I remember filling out forms at school and you would inevitably get to the part where it asks your race. In those dark ages of the late 90s, it would say “check one”. I would look up and down for the “mixed” or “multiracial” option but alas, it was never there. This forced me to decided whether I wanted to be “black” or “white”.

I begin doing mental calculus to figure out which race I should choose for today. Perhaps one is more advantageous than the other in a given situation. It did upset me though as I couldn’t be who I wanted to be. I had to be who they wanted me to be. I had to choose a race to identify as.

Eventually I just stopped caring and marked both black and white. I know it said “check one” but hey, what are they going to do about it? I am simply writing the truth, not my fault that their forms are behind the times.

As I got older, I began to realize, this was more than just forms and uncomfortable questions. This was indicative of how society viewed race and identity.

People like me shouldn’t exist.

That’s the message I was getting. There weren’t a ton of people like me in the media. I cannot acknowledge that I exist as a multiracial individual on government forms. Now in the year 2000, the US Census finally allowed people to identify as one or more races but not everyone got the memo. My high school still required you choose only one race on a form in the mid 2000s.

In the late 2000s, as we are talking about possibly electing the first black and first mixed president, my university sends a campus wide email saying that the forms have been updated and we can now choose one or more races on the form. This was great because as we all know, Mixed people didn’t come into existence until 2008 (he said sarcastically).

Roughly around this time, someone I used to respect told me that it was essentially a sin to miscegenate. This coming from an evangelical Southern Baptist man. He was so certain that God would punish people for marrying outside their race. This was (unfortunately) a very common belief.

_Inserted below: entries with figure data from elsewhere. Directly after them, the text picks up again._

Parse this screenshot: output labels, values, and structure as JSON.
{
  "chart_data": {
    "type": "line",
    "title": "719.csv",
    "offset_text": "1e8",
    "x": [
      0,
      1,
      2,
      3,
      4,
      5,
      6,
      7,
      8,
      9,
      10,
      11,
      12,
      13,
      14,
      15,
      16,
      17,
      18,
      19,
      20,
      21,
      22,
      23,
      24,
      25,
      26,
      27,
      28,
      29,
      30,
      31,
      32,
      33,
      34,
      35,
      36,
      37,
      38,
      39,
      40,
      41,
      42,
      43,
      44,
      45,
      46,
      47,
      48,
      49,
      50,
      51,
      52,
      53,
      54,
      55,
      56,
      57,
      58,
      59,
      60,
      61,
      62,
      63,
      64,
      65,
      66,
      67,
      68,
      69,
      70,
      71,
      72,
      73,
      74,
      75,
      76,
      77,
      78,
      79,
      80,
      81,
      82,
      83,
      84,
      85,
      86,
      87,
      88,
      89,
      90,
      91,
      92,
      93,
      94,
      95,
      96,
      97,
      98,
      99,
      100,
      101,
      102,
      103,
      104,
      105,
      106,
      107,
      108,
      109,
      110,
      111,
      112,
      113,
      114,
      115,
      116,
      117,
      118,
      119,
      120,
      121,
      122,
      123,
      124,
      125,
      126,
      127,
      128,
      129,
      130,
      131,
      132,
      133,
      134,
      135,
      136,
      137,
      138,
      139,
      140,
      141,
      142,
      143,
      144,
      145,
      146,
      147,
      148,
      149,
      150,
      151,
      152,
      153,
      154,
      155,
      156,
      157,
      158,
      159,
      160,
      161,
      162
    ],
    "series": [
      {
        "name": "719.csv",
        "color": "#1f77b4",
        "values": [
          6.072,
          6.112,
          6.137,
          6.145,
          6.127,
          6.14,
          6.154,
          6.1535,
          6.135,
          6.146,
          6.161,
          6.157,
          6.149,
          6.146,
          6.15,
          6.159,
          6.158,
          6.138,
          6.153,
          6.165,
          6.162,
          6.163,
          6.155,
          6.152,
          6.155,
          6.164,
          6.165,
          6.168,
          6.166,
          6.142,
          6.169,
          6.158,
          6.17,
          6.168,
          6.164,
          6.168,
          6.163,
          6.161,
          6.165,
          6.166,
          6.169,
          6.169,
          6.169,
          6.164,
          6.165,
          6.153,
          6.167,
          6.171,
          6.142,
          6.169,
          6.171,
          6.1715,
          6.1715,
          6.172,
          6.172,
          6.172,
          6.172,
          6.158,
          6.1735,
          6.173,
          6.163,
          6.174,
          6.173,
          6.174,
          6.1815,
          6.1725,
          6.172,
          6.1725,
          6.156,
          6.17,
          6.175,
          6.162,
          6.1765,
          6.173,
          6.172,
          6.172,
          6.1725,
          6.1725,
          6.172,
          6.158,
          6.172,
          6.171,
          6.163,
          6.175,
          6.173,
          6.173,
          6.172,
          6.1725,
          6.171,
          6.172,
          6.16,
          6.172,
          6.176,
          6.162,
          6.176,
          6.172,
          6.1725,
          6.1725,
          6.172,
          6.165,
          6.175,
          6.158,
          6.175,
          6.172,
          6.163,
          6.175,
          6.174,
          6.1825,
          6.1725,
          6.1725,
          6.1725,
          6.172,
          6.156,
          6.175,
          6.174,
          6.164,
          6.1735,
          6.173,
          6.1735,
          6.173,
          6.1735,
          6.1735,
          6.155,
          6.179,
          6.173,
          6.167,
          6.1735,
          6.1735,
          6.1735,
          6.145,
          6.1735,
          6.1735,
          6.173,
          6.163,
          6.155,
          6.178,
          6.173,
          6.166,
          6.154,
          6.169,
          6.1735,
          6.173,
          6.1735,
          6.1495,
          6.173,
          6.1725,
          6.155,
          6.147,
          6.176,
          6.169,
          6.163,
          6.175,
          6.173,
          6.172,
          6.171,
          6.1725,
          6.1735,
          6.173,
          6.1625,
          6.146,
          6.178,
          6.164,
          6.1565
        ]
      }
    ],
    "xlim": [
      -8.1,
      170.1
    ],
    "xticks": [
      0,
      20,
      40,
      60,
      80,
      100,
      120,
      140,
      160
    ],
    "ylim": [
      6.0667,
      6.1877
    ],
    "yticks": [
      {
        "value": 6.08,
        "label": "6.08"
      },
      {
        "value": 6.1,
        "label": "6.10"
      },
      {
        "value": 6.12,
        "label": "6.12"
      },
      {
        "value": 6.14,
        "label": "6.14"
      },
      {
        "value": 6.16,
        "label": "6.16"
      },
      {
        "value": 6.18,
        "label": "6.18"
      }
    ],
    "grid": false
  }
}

Pastors used to speak about the sins of interracial marriage. Bob Jones University, a prominent Christian university, banned interracial dating on campus until the year 2000. It was an offense punishable by expulsion.

The idea of being with someone from another race was terrible for a large portion of the country. “You will destroy our tradition”, “you will destroy the American family” and more. The existence of multiracial or mixed individuals was a major taboo.

I also want to be very clear, this isn’t a solely white problem. All races have demonstrated some form of bigotry towards mixed relationships. I have been out with a Korean whose parents were upset that I wasn’t one. You can watch The Big Sick where Kumail Nanjiani speaks about his traditional Pakistani American family having issue with him being involved with a white girl.

But things are changing.

I wasn’t going to leave on bad news. During Thanksgiving week, I spent a lot of time sitting and watching Hulu, catching up on shows. I noticed something when watching commercials. There were a lot of interracial couples and no one cared. It wasn’t one of those “Hey, look at how woke we are, we have a mixed race couple on TV”. They just treated the relationship like it was any other relationship.

It wasn’t that long ago (2013) when Cheerios created a commercial featuring a mixed race family. Unfortunately, it drew in a lot of racist responses. I am certain the commericals we see today get some kind of hate but the fact that they still make them shows that we as a collective are moving forward. There will always be people who lag behind because of their broken views of the world but we can’t let that hold us back.

Pew research shows that one-in-seven babies born in 2015 was mixed race. That’s about 14% of all new babies. This means that within a few generations, mixed people will be the norm.

There will likely be a future where my kids don’t have to deal with the same BS I had to deal with. We still have a ways to go, absolutely. But we are making headway!